The joint-venture owners of hotel giant Marriott International’s new headquarters in downtown Bethesda, Maryland, have exercised an option to extend a $252.6 million construction loan for another year, according to Boston Properties, which has a 50% stake in the property, the largest office building in the Washington, D.C., suburb.
The loan used to finance the completion of the 735,573-square-foot building at 7750 Wisconsin Ave. was scheduled to pay off at the end of last month.
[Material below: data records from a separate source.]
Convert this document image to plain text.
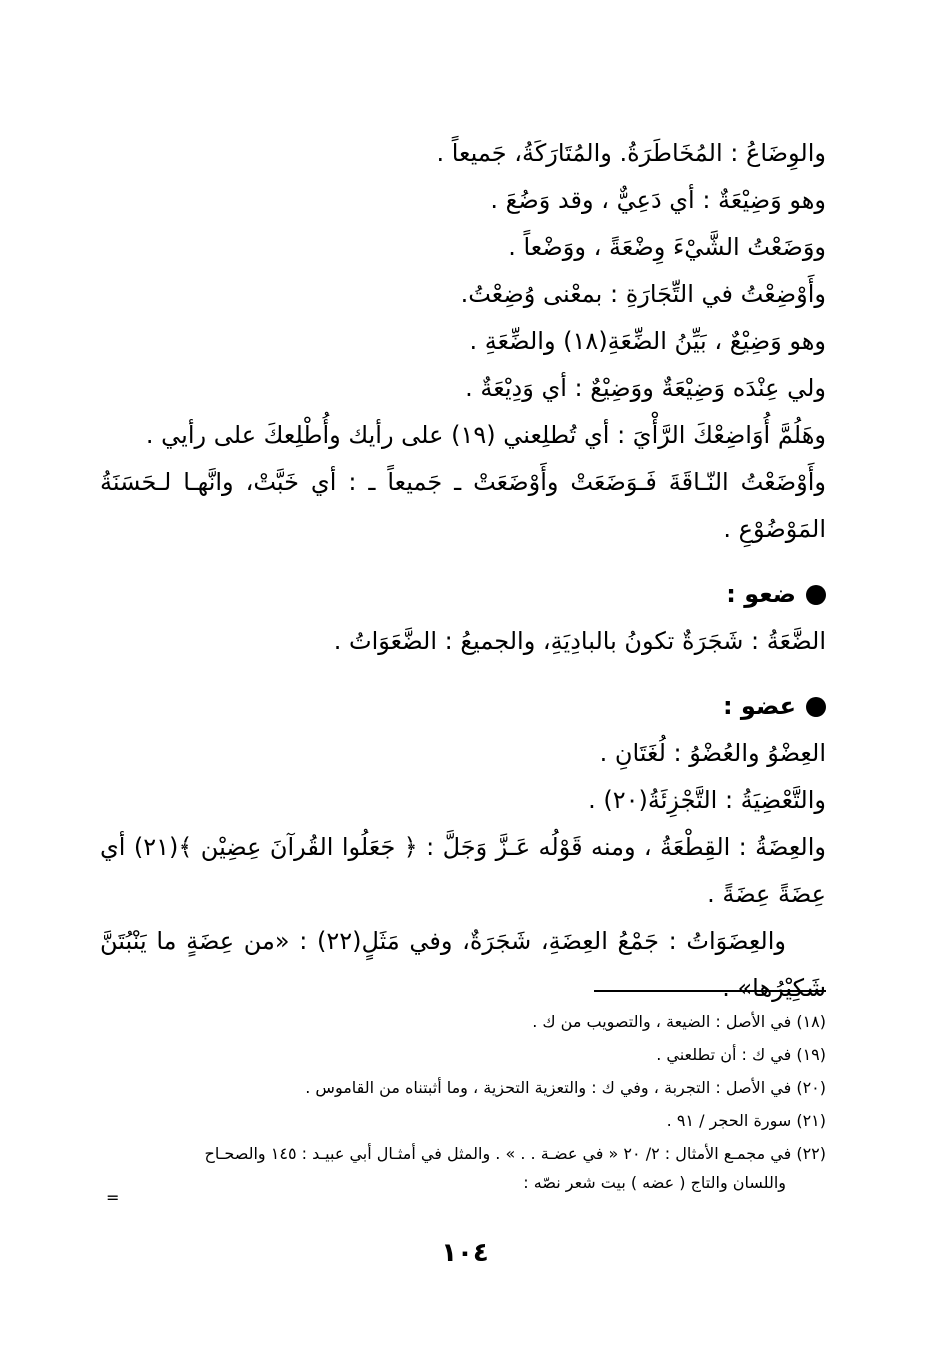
والوِضَاعُ : المُخَاطَرَةُ. والمُتَارَكَةُ، جَميعاً .

وهو وَضِيْعَةٌ : أي دَعِيٌّ ، وقد وَضُعَ .

ووَضَعْتُ الشَّيْءَ وِضْعَةً ، ووَضْعاً .

وأَوْضِعْتُ في التِّجَارَةِ : بمعْنى وُضِعْتُ.

وهو وَضِيْعٌ ، بَيِّنُ الضِّعَةِ(١٨) والضِّعَةِ .

ولي عِنْدَه وَضِيْعَةٌ ووَضِيْعٌ : أي وَدِيْعَةٌ .

وهَلُمَّ أُوَاضِعْكَ الرَّأْيَ : أي تُطلِعني (١٩) على رأيك وأُطْلِعكَ على رأيي .

وأَوْضَعْتُ النّـاقَةَ فَـوَضَعَتْ وأَوْضَعَتْ ـ جَميعاً ـ : أي خَبَّتْ، وانَّهـا لـحَسَنَةُ

المَوْضُوْعِ .

ضعو :

الضَّعَةُ : شَجَرَةٌ تكونُ بالبادِيَةِ، والجميعُ : الضَّعَوَاتُ .

عضو :

العِضْوُ والعُضْوُ : لُغَتَانِ .

والتَّعْضِيَةُ : التَّجْزِئَةُ(٢٠) .

والعِضَةُ : القِطْعَةُ ، ومنه قَوْلُه عَـزَّ وَجَلَّ : ﴿ جَعَلُوا القُرآنَ عِضِيْن ﴾(٢١) أي

عِضَةً عِضَةً .

والعِضَوَاتُ : جَمْعُ العِضَةِ، شَجَرَةٌ، وفي مَثَلٍ(٢٢) : «من عِضَةٍ ما يَنْبُتَنَّ

شَكِيْرُها» .

(١٨) في الأصل : الضيعة ، والتصويب من ك .

(١٩) في ك : أن تطلعني .

(٢٠) في الأصل : التجربة ، وفي ك : والتعزية التحزية ، وما أثبتناه من القاموس .

(٢١) سورة الحجر / ٩١ .

(٢٢) في مجمـع الأمثال : ٢/ ٢٠ « في عضـة . . » . والمثل في أمثـال أبي عبيـد : ١٤٥ والصحـاح

واللسان والتاج ( عضه ) بيت شعر نصّه :

=
١٠٤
The Bernstein Cos. makes up the other half of the joint venture.
The extension comes as Federal Reserve watchers think Wednesday’s borrowing rate increase may be the peak.
“We continue to expect that mortgage rates will drift down over the course of the year as the economy slows, as we move closer to the Fed lowering rates beginning in 2024, and as financial market volatility finally begins to settle down,” Mike Fratantoni, senior vice president and chief economist for the Mortgage Bankers Association, said in a statement.
Effective June 1, the 7750 Wisconsin financing will bear interest at a variable rate equal to term SOFR plus 1.35% each year — about 6.07% — and will mature in April 2024 with a one-year extension option, according to Boston Properties’ first-quarter earnings report.
After extending the construction loan, Boston Properties has about $481.2 million of debt maturing through 2024. The real estate investment trust said it expects to fund 2023 and 2024 debt maturities using available cash balances, proceeds from asset sales, draws on an existing revolving credit facility, and through refinancings.
Marriott’s new headquarters houses more than 3,500 employees.